While such terms would be insults when speaking about a person, they characterize an important writing principle when applied to qualifiers, those words that "limit or modify the meaning of another word, changing how absolute, certain or generalized it is" (source).
William Strunk of Elements of Style fame makes the point vividly clear: "Avoid the use of qualifiers. Rather, very, little, pretty--these are the leeches that infest the pond of prose, sucking the blood of words. The constant use of the adjective little (except to indicate size) is particularly debilitating..."
Judy Delton, in The Most Common Writing Mistakes (And How to Avoid Them) explains: "A qualifier is something that takes a perfectly clear, decisive statement and weakens it. It is a wishy-washy word that drains strong statements of their validity. Qualifiers are words like just, even, like, although, also, besides, almost, maybe, if, but, too, unless, sort of....These weaklings qualify things so that a writer or speaker never has to take a stand, never has to make a decision. He can eat his cake and have it too, pleasing both sides. A new writer who is afraid of risks (anyway) finds them convenient and satisfying (sort of)."
Again, this time from the Writing Center, "Qualifiers and intensifiers are words or phrases that are added to another to modify its meaning, either by limiting it ('he was somewhat busy") or by enhancing it ("the dog was very cute")...Excessive use of qualifiers can make you sound unsure of your facts...writing that contains too many qualifiers can sound unclear and wordy."
Bryan Garner, author of Garner's Modern American Usage, calls the qualifying word "very" a weasel word..."(it) functions as both an adjective and an adverb, surfaces repeatedly in flabby writing. In almost every context in which it appears, its omission would result in at most a negligible loss. And in many contexts the idea would be more powerfully expressed without it."
I find the term "weasel word" particularly descriptive. Turns out it's not new to a writer's vocabulary. According to Wikipedia, the expression derives from the egg-eating habits of weasels. "An egg that a weasel has sucked will look intact to the casual observer, while actually being empty. Similarly, words or claims that turn out to be empty upon analysis are known as 'weasel words.' The expression first appeared in Stewart Chaplin's short story 'Stained Glass Political Platform' (The Century Magazine, 1900), in which they were referred to as 'words that suck the life out of the words next to them, just as weasel sucks the egg and leaves the shell." (More on weasel words here.)
It took me some time to understand how qualifiers negatively affect the impact of writing. But with edits, I've identified my worst culprits: seems, just, about, almost, all.

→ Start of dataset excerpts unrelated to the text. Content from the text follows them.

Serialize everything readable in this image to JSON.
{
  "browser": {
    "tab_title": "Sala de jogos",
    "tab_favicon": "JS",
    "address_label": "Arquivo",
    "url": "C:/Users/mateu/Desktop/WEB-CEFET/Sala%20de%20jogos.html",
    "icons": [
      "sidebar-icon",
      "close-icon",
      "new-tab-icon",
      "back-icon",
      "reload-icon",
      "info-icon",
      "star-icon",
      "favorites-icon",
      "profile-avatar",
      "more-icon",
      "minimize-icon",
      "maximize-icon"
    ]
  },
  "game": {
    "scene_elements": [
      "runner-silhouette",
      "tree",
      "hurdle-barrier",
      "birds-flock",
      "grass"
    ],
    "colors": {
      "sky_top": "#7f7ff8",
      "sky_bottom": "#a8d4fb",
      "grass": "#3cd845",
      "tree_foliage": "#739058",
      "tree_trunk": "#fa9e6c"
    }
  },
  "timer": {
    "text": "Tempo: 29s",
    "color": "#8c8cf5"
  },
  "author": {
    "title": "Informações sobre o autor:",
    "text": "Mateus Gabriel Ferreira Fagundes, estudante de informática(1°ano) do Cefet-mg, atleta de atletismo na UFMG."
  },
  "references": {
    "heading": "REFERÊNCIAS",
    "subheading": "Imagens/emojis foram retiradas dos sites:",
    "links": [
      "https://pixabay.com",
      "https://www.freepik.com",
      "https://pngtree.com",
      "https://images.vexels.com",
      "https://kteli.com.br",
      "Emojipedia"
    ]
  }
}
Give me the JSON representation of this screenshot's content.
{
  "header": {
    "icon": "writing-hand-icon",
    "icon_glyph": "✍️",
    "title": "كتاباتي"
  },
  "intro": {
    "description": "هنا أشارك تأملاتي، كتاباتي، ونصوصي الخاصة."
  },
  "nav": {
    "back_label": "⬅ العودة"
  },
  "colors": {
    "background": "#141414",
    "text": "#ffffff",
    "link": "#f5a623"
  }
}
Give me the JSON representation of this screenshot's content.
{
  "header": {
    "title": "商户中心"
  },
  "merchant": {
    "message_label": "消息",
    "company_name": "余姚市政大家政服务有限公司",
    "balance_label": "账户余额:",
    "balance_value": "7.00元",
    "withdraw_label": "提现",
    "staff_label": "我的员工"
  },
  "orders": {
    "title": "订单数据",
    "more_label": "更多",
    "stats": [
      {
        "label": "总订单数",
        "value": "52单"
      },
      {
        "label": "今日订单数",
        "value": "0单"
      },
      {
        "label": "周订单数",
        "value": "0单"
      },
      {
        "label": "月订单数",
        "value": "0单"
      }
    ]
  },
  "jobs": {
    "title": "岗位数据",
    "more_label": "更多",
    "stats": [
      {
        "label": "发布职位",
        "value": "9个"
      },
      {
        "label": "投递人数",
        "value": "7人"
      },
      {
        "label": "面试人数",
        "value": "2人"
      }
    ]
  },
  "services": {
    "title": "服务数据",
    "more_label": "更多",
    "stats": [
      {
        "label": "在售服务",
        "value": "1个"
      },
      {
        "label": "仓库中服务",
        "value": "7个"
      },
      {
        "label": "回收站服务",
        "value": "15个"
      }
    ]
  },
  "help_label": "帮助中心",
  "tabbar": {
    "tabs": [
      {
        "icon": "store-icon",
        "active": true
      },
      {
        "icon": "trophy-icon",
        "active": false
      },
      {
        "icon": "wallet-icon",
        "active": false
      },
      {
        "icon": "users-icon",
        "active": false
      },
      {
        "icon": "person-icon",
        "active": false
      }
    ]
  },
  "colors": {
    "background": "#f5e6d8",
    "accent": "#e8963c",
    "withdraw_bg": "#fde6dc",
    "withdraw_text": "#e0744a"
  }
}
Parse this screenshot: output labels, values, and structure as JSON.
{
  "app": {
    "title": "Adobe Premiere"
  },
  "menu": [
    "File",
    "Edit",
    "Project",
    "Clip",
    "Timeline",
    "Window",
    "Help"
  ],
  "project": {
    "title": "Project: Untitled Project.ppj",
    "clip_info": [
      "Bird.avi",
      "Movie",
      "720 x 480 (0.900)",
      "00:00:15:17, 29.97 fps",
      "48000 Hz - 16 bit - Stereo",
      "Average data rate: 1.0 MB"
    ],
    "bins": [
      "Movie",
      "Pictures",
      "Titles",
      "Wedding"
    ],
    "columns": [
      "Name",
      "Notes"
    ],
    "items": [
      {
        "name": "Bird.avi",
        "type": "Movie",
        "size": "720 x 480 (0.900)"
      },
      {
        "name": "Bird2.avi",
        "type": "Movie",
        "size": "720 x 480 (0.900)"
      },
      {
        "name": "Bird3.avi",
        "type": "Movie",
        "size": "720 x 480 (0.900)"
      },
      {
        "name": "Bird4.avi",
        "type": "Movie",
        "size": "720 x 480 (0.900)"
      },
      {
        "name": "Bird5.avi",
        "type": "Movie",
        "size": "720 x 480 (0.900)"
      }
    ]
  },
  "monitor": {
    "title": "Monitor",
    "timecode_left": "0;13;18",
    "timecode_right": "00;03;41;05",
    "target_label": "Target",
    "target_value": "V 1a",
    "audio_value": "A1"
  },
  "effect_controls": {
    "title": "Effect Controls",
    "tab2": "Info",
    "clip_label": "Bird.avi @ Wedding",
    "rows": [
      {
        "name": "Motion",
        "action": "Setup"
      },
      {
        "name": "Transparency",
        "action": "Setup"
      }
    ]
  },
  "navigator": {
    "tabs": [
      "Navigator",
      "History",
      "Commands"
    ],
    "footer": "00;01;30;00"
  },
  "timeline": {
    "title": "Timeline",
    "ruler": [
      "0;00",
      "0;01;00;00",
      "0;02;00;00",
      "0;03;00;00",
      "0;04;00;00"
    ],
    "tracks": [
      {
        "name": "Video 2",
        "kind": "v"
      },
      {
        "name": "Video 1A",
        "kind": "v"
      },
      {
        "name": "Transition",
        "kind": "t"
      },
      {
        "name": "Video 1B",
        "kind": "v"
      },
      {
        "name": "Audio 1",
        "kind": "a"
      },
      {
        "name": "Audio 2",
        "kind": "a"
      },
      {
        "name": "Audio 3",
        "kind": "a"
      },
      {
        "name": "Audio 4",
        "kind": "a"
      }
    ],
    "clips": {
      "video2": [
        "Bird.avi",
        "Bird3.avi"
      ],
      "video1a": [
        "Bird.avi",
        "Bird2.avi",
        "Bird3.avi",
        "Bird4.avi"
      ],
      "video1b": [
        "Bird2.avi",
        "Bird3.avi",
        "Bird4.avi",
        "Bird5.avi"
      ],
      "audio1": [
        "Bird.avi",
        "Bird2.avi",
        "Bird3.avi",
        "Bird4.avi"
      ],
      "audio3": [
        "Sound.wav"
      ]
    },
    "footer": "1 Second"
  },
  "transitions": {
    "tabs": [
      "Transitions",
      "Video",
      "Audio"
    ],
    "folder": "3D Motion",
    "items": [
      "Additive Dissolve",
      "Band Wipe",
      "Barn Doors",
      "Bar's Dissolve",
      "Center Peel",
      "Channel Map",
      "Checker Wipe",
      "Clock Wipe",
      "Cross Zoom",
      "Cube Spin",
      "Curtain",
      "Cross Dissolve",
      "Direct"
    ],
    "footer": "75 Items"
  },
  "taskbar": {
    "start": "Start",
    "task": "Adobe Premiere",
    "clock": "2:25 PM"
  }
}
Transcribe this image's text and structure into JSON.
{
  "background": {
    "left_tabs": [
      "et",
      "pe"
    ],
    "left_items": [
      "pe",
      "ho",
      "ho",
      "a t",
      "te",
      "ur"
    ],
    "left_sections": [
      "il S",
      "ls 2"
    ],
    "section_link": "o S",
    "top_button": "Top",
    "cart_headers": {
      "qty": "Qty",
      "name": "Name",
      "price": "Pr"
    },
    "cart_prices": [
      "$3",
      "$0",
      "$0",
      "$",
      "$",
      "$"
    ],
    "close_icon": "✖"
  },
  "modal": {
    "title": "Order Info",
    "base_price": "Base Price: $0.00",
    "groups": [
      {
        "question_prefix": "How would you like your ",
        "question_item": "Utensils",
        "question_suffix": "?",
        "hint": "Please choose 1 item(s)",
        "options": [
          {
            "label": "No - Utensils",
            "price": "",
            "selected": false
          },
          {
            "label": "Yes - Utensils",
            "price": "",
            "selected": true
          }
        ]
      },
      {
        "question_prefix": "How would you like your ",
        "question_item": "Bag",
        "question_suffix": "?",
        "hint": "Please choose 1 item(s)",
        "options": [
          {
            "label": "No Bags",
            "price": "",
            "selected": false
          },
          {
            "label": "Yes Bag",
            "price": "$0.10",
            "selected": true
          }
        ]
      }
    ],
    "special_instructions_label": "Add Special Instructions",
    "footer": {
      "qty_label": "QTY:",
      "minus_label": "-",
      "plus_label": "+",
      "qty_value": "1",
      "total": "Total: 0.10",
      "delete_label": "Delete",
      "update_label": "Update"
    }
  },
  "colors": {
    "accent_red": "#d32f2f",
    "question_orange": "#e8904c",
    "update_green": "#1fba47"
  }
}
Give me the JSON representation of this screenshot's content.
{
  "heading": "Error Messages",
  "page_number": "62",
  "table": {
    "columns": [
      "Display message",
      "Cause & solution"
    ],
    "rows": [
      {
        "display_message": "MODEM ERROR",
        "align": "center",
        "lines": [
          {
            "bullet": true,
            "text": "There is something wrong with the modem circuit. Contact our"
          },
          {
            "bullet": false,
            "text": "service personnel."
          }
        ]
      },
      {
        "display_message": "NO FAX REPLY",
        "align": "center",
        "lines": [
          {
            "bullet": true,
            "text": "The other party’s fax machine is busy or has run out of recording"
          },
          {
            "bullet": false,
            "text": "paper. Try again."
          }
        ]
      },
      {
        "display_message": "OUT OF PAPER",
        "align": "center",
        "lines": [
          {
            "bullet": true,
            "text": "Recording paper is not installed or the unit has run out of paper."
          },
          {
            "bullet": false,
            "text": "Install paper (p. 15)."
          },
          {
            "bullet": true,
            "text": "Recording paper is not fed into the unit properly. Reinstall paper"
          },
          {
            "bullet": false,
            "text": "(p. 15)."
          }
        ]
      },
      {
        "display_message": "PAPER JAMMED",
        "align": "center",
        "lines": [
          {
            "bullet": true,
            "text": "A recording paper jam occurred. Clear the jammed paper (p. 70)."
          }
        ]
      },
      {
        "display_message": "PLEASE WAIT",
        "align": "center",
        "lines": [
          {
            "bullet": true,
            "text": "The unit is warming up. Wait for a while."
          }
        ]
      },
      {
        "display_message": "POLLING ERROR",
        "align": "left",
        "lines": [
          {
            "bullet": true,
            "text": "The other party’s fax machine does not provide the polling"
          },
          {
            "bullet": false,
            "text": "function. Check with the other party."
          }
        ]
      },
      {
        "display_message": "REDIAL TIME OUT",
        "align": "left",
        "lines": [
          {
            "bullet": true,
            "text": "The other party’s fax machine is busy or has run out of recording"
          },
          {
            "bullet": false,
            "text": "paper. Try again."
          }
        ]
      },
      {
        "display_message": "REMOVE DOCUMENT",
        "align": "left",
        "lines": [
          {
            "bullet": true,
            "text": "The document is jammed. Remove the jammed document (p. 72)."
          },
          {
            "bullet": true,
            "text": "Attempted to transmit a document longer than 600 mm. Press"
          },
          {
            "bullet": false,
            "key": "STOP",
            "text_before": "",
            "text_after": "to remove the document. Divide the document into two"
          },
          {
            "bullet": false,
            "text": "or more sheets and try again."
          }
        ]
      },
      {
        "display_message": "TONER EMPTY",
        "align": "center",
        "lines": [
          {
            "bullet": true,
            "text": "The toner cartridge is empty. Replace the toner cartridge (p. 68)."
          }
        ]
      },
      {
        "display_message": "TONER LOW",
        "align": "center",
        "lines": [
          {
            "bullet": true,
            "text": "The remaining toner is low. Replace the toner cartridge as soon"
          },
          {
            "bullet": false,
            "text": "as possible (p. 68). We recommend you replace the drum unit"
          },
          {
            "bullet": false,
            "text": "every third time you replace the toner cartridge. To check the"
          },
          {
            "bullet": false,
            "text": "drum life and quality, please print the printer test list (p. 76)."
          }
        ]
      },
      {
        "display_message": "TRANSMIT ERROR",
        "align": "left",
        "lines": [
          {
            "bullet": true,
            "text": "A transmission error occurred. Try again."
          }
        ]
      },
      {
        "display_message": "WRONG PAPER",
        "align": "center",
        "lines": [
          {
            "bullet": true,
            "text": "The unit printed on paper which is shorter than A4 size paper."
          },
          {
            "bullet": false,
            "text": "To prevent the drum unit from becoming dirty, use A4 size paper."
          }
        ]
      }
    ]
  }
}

Ever done a "find" search to see how many qualifiers* you use? If you're like me, you're tired of the wishy-washy, weak words, and don't want your characters to be that way either. I'm all for pulling out those suckers, wrestling the weasels down, and shooting for more vibrant, powerful language. How about you?
*The most common qualifiers according to About.com: very, quite, rather, somewhat, more, most, less, least, too, so, just, enough, indeed, still, almost, fairly, really, pretty, even, a bit, a little, a (whole) lot, a good deal, a great deal, kind of, sort of.